Vulnerability assessments should also be extended to review your security policies and best practices. Whenever there are shortcomings, it’s imperative to take a proactive approach and respond to them effectively.
Establish Ongoing Security Training
Whether it’s at the restaurant location or at the company’s head office, it’s vital to regularly engage in security and awareness training programs. This is because most data breaches occur due to employees lacking cybersecurity awareness or education. In fact, four out of five data breaches can be directly attributed to human error.
When you take a proactive approach to staff training, you also lay the foundation for a secure future that can mitigate the long-term costs associated with a security incident. So it’s important to make security a part your restaurant culture where everyone is alert and engaging in the right behaviors (that will help better secure your network).
Security training should also be highly interactive, engaging, and employ gamification techniques. This way, you can keep your staff motivated while reinforcing learning and desired behaviors.
Engage in Extreme Vetting
Even if your business is proactively securing their enterprise restaurant network, an insecure vendor in the supply chain can leave you vulnerable to a breach (just like Dominos found out the hard way).
If the vendors connected to your network aren’t following best practices to secure their digital assets, it will create a path for hackers to penetrate your network and lock down your systems.
In this scenario, bad actors can either choose to steal the data, hold your business to ransom, or do both. As a result, it’s critical to rethink your network security strategy and engage in the extreme vetting of third-party vendors before adding them to your supply chain.
Historically, most third-party vendors (whether its a produce or a cleaning service) were hired based on the quality of service and reputation. Today, we have to add security best practices into to the mix to keep your restaurant brand out of the headlines.
So if you’re about to partner with a third-party vendor who’ll need access to your system, first ask them the following questions:
- Do you use a firewall to protect your IT infrastructure?
- Do you follow cybersecurity best practices?
- Have you experienced a data breach?
- Has your security been audited by a third-party?
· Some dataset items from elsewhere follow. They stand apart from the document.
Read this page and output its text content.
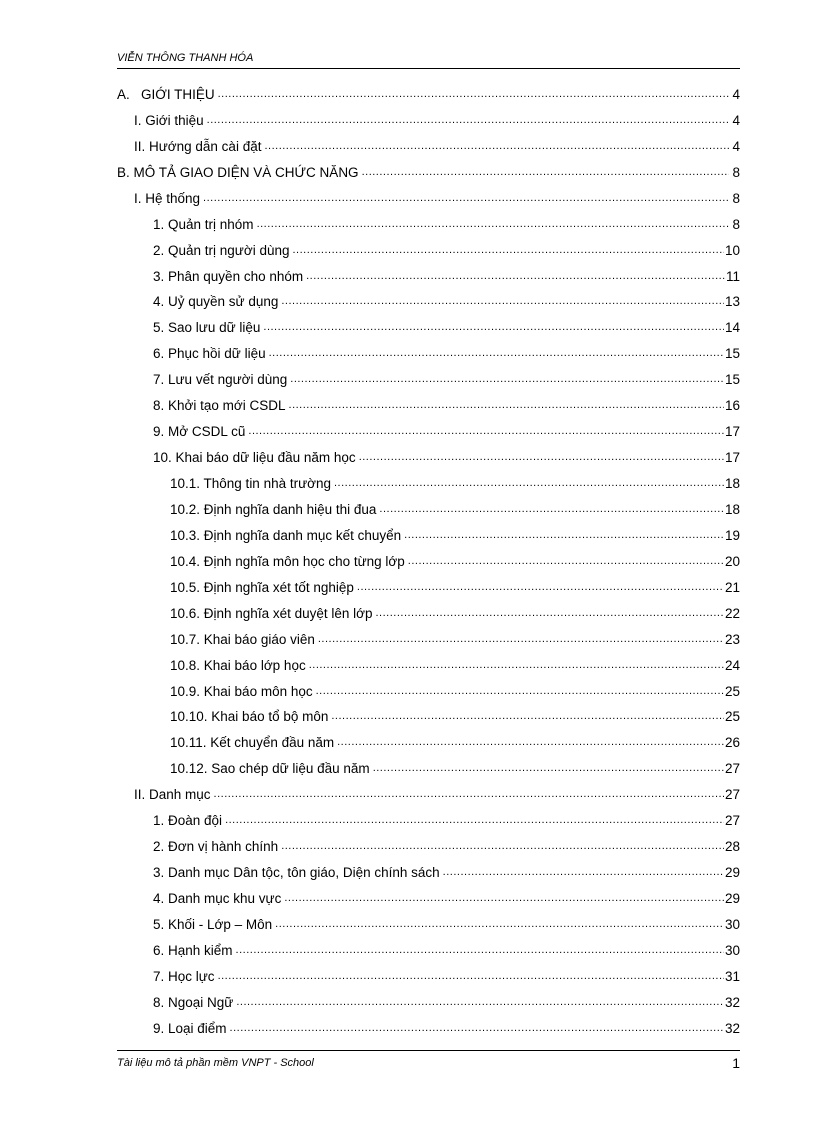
VIỄN THÔNG THANH HÓA
A.   GIỚI THIỆU .....	4
I. Giới thiệu .....	4
II. Hướng dẫn cài đặt .....	4
B. MÔ TẢ GIAO DIỆN VÀ CHỨC NĂNG .....	8
I. Hệ thống .....	8
1. Quản trị nhóm .....	8
2. Quản trị người dùng .....	10
3. Phân quyền cho nhóm .....	11
4. Uỷ quyền sử dụng .....	13
5. Sao lưu dữ liệu .....	14
6. Phục hồi dữ liệu .....	15
7. Lưu vết người dùng .....	15
8. Khởi tạo mới CSDL .....	16
9. Mở CSDL cũ .....	17
10. Khai báo dữ liệu đầu năm học .....	17
10.1. Thông tin nhà trường .....	18
10.2. Định nghĩa danh hiệu thi đua .....	18
10.3. Định nghĩa danh mục kết chuyển .....	19
10.4. Định nghĩa môn học cho từng lớp .....	20
10.5. Định nghĩa xét tốt nghiệp .....	21
10.6. Định nghĩa xét duyệt lên lớp .....	22
10.7. Khai báo giáo viên .....	23
10.8. Khai báo lớp học .....	24
10.9. Khai báo môn học .....	25
10.10. Khai báo tổ bộ môn .....	25
10.11. Kết chuyển đầu năm .....	26
10.12. Sao chép dữ liệu đầu năm .....	27
II. Danh mục .....	27
1. Đoàn đội .....	27
2. Đơn vị hành chính .....	28
3. Danh mục Dân tộc, tôn giáo, Diện chính sách .....	29
4. Danh mục khu vực .....	29
5. Khối - Lớp – Môn .....	30
6. Hạnh kiểm .....	30
7. Học lực .....	31
8. Ngoại Ngữ .....	32
9. Loại điểm .....	32
Tài liệu mô tả phần mềm VNPT - School	1
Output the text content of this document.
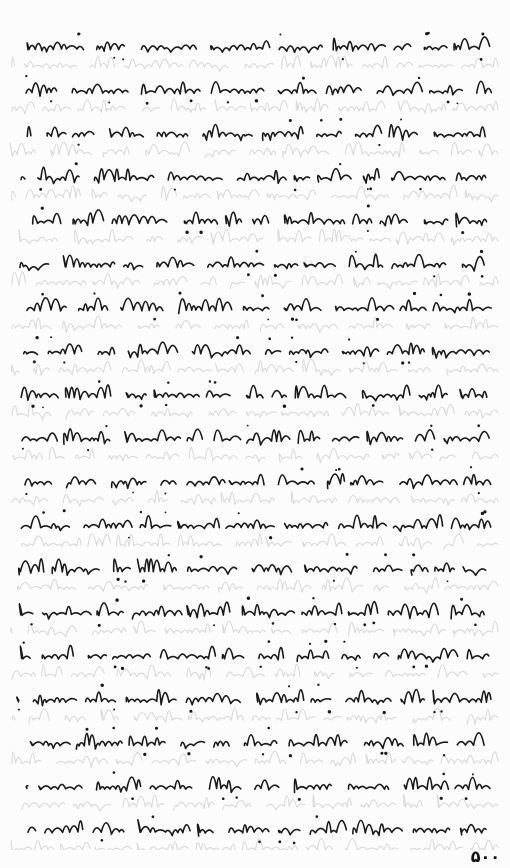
۵۰۰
Can we see those results?
- If your network is compromised, how will it affect our digital assets? What steps will you take to protect us?
If they answered “no” to the first two question, you don’t really have to follow up with the rest. In the fourth industrial revolution, vendor security trumps customer service and quality, so if they don’t make the grade, find someone else!
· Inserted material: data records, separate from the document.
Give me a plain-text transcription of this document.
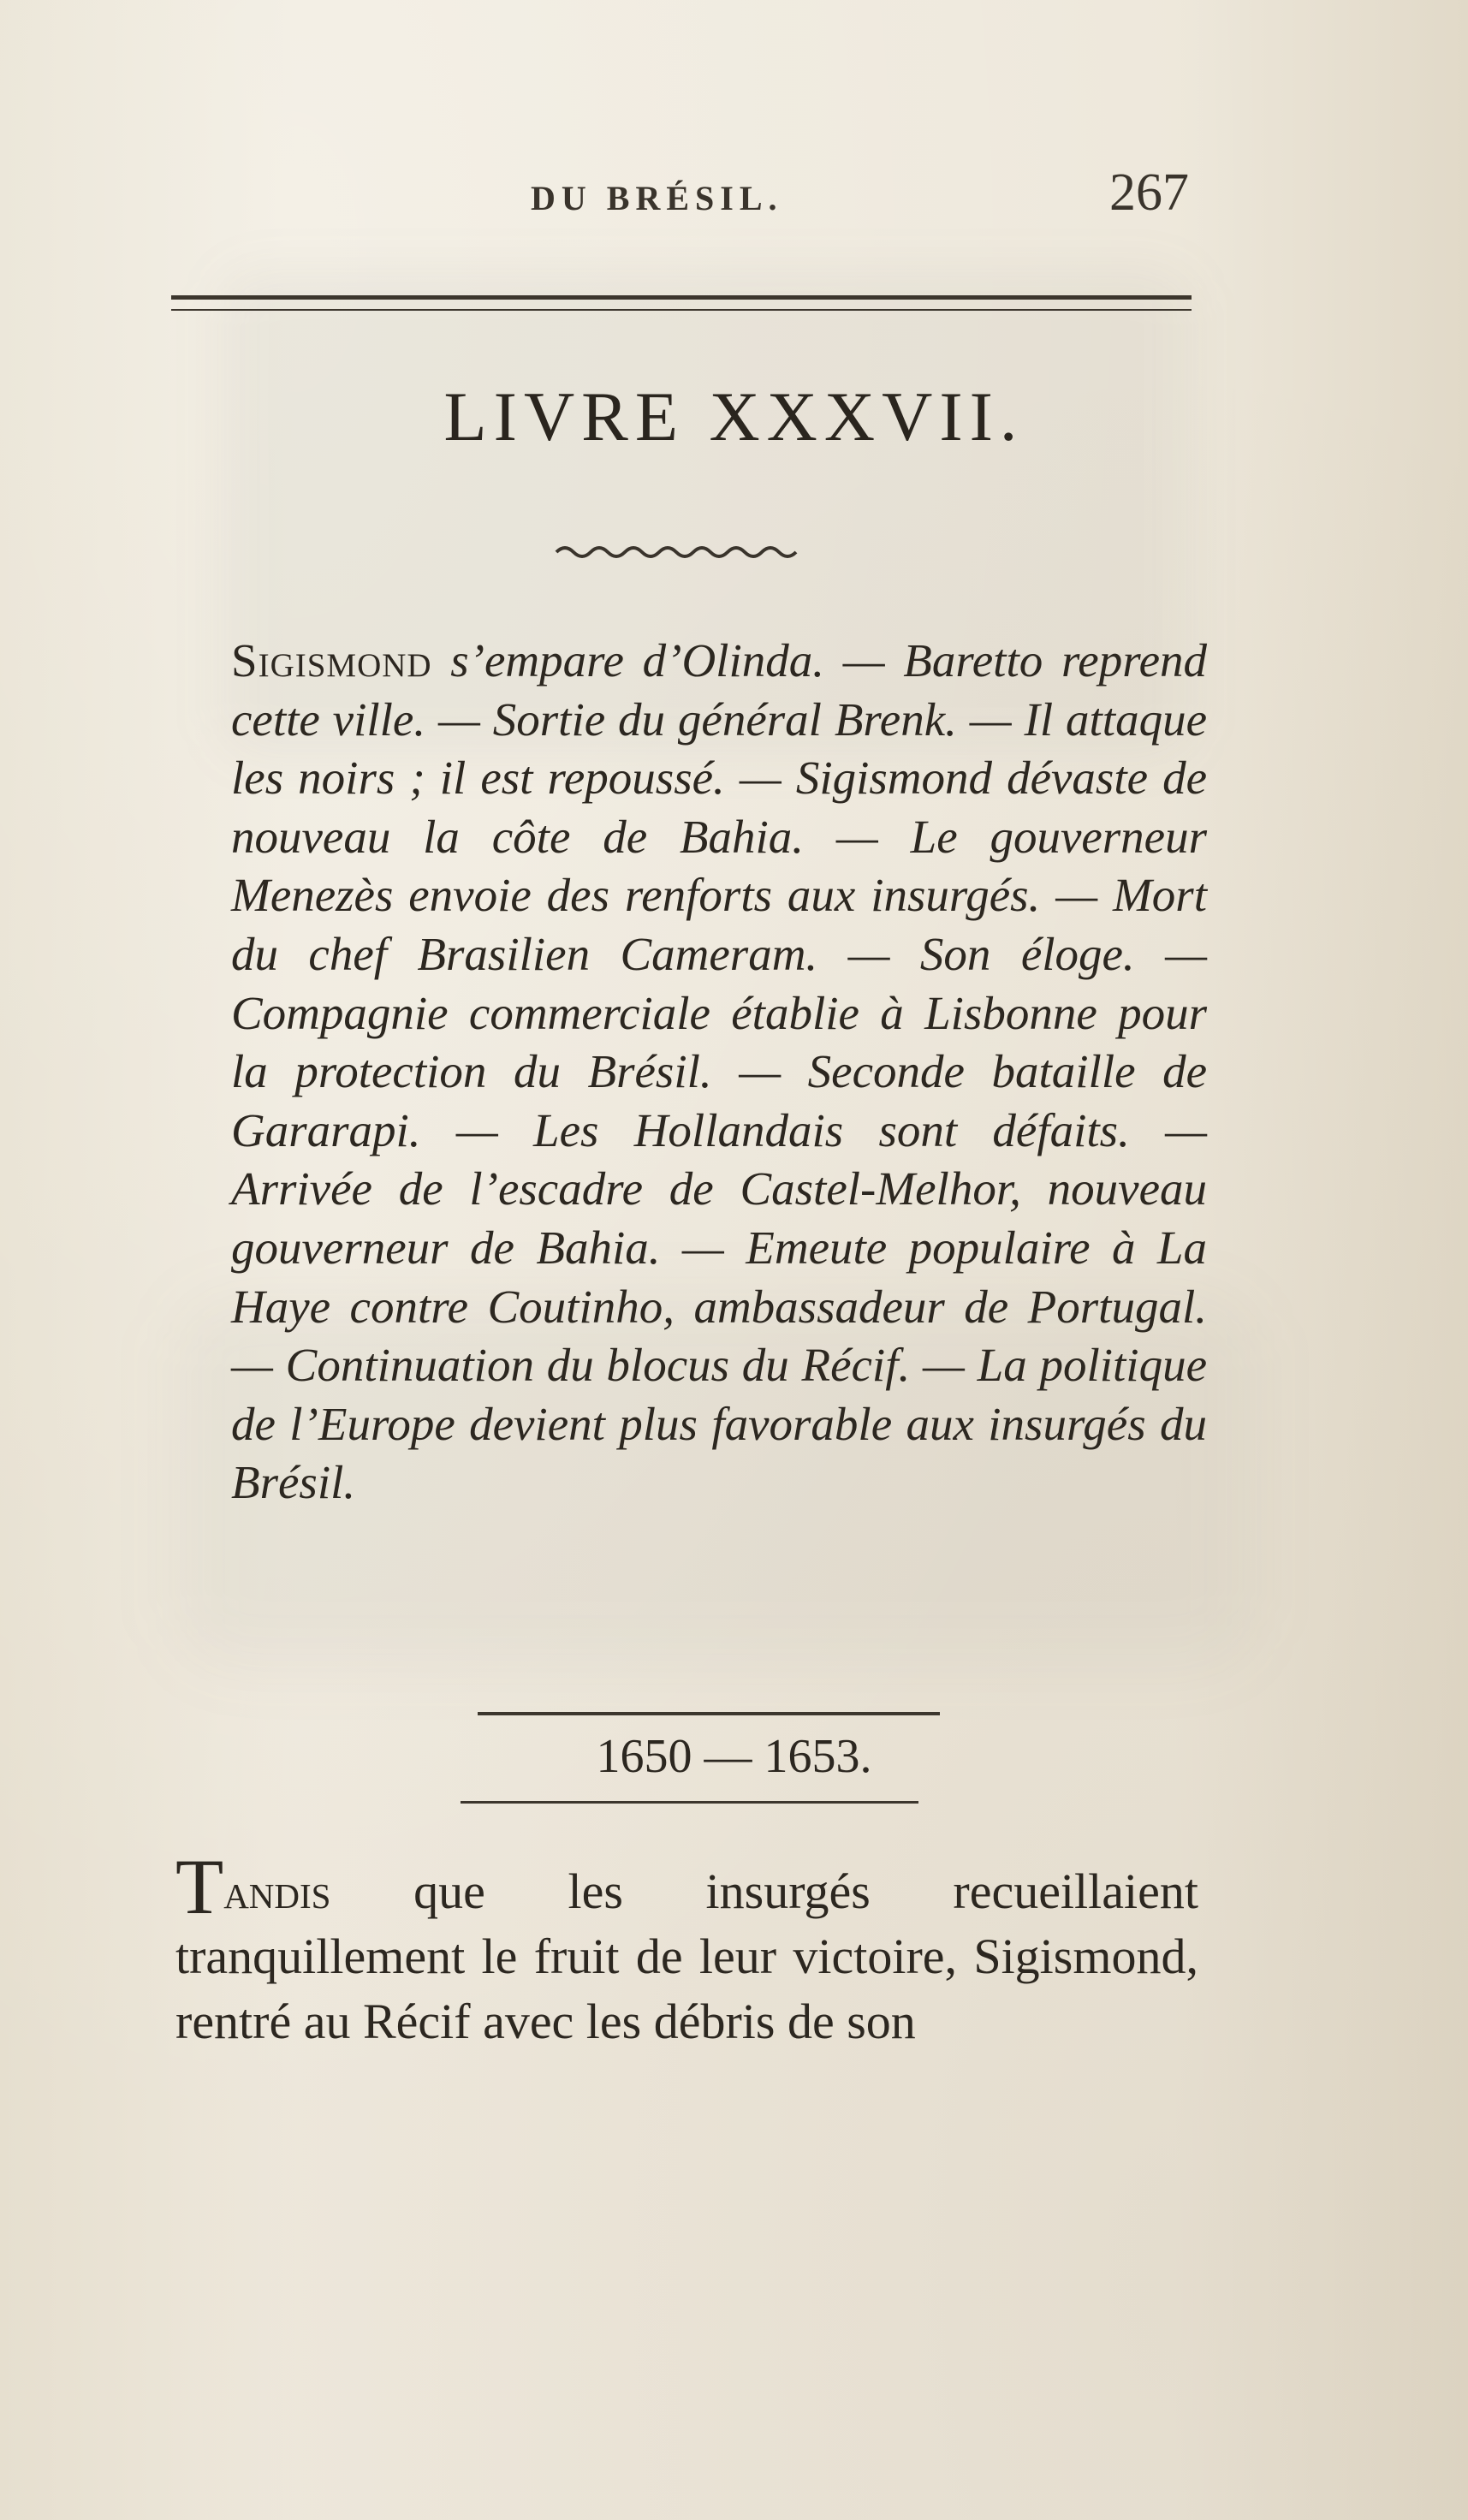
DU BRÉSIL.	267
LIVRE XXXVII.
Sigismond s’empare d’Olinda. — Baretto reprend cette ville. — Sortie du général Brenk. — Il attaque les noirs ; il est repoussé. — Sigismond dévaste de nouveau la côte de Bahia. — Le gouverneur Menezès envoie des renforts aux insurgés. — Mort du chef Brasilien Cameram. — Son éloge. — Compagnie commerciale établie à Lisbonne pour la protection du Brésil. — Seconde bataille de Gararapi. — Les Hollandais sont défaits. — Arrivée de l’escadre de Castel-Melhor, nouveau gouverneur de Bahia. — Emeute populaire à La Haye contre Coutinho, ambassadeur de Portugal. — Continuation du blocus du Récif. — La politique de l’Europe devient plus favorable aux insurgés du Brésil.
1650 — 1653.
Tandis que les insurgés recueillaient tranquillement le fruit de leur victoire, Sigismond, rentré au Récif avec les débris de son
Cyber attacks on the restaurant industry aren’t going to go away anytime soon. Instead, you can be certain that they’ll escalate. As a result, it’s critical for the industry to act now!
To keep restaurant brands in business while staying out of the six o’clock news, it crucial to take an active approach to security. This means, conducting risk assessments, following best practices, training restaurant and office staff, vetting vendors, and actively policing your enterprise networks.
As no security program is bulletproof, it will also help to have a plan in place to respond to an active breach. Protecting customer data is critical to business relevance and restaurant security can’t be an afterthought.